シームレスな仮想協同作業空間を目指すチームワークステーション

地理的に分散したグループ構成員(メンバ)があたかも同一の仮想ホワイトボー ドを囲み、そこに各人のアイデアを描き込みながら議論できるような、そんな 協同作業支援環境を提供する「チームワークステーション(TeamWorkStation) を構築しました。

 チームワークステーションは、コンピュータ、印刷物、手書き、ハンドジェ スチャなど、日常の仕事に使用している多様なメディアを同時に混在して利用 できる自由度の高い仮想協同作業空間を提供します。

- 誰でも気軽に使えるために

 グループウェアがその威力を発揮するためには、まず、メンバの大多数に共 通のツールとして受け入れられることが不可欠です。すなわち「クリティカル マス」の壁を超えることが必要です。

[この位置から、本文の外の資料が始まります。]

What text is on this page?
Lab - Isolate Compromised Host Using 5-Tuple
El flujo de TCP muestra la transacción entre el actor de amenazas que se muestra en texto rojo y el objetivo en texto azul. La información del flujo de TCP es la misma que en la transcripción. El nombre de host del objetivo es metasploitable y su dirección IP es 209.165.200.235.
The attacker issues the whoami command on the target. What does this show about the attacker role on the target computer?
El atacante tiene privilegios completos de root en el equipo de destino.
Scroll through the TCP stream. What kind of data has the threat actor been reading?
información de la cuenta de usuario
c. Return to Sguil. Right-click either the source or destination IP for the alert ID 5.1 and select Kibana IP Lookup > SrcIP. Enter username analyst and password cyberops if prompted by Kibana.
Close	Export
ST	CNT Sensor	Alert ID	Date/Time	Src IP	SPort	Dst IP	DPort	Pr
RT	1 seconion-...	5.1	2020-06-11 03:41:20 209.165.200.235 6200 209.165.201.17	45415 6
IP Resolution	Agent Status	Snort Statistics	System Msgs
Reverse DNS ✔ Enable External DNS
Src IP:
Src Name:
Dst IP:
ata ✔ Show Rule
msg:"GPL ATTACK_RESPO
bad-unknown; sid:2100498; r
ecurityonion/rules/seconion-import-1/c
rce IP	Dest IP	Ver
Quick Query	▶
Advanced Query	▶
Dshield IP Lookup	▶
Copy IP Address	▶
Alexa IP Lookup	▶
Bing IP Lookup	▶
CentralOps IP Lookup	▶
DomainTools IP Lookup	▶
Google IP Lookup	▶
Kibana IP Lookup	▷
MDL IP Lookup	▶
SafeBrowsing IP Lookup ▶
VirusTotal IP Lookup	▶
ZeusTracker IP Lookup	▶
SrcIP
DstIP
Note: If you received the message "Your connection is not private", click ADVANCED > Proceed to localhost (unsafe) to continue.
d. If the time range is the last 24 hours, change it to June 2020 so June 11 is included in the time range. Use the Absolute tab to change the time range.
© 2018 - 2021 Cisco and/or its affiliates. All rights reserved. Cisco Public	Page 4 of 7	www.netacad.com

 従来のグループウェアでは、メンバ全員が特定機種のコンピュータ上で走る 特定のグループウェアの操作法を覚え、それを協同作業に使用しなければなり ませんでした。そのために、個人作業で使い慣れたツールとの間に生じる不連 続性が、グループウェア普及の大きな障害になっていました。チームワークス テーションはこの問題を解決しました。

 毎日の仕事で私たちは、ワープロや作図エディタなどのコンピュータから紙、 鉛筆、雑誌、本、更には電話などと多様なツールを使い分けています。また、 これらのツールに対する好みや使い方も、人により異なります。そこで、メン バ各人の仕事のスタイルを大きく変更することなく、使い慣れたツールやメディ アをそのまま協同作業にも利用できる「シームレス(縫目がない)」な協同作業 空間を提供することをチームワークステーション開発の目標としました。

 図1に基本コンセプトであるシームレスな協同作業空間の概念図を示します。 チームワークステーションは、各人が使い慣れたコンピュータツール(例えば ワープロ)と、マニュアルツール(鉛筆と紙)を自由に協同作業空間に持ち込ん で、同時並行的に使うことを初めて可能にしました。

- チームワークステーションの構成

 チームワークステーションは、映像通信と連動した映像オーバレイ技術を核 にして、パソコン(マッキントッシュ)上に構築されます。その基本アイデアは、 メンバ各人の個人作業空間映像(パソコン画面あるいは机上の実映像)の半透明 オーバレイ共用です。メモリ上で論理的に連続した個人用画面と共用画面を備 え、両者の間でスムーズなデータ/アプリケーションプログラムの移動が可能 です。

 更に、机上の電気スタンドに取り付けられたCCDカメラで実写した机上の紙 や、雑誌、手書きの映像、そしてリアルタイムのハンドジェスチャも遠隔地の メンバと共用することができます。そのため、他のメンバが提示した文書の一 部を自分の手やペン、マウスで指し示したり、あるいはペンやコンピュータツー ルを用いてコメントを自由に書き込むことができます。

 図2にプロトタイプの外観を、図3に共用画面の一例を示します。図3に示す ように、チームワークステーションでは、従来は全く別世界であったコンピュー タツールとマニュアルツールとを、初めて混在して同時に利用することができ るようになりました。

 メンバ各人は、自分の使い慣れたツールをそのまま協同作業に持ち込むこと ができるため、新しいツールの操作を覚える必要はなく、個人作業とグループ ワークの間をスムーズに行ったり来たりすることができます。

- チームワークステーションを利用して

 このチームワークステーションをグループ内の設計打合せに試験的に使用し ていますが、このシステムの面白い応用例として、書道の遠隔指導の実験を行 いました。書道の実験を通して、紙の上に書かれた結果を共有することよりも、 それを書くダイナミックなプロセス(手首の使い方、筆の運び方など)を先生と 生徒間で共有できることが、極めて有意義であることを発見しました。これは ホワイトボードを用いた会議の支援においても極めて重要な知見です。

 なぜなら、私たちはホワイトボードに描かれたマークだけを理解してコミュ ニケーションしているのではなく、マークの空間的位置、発話との関連、描く ときの手のジェスチャなど、多様な情報を総合的に解釈して理解しているから です。マークが生成された文脈情報をそぎ落としてマークそのものだけを伝送 しても、人間同士のコミュニケーションはうまくいかないと思われます。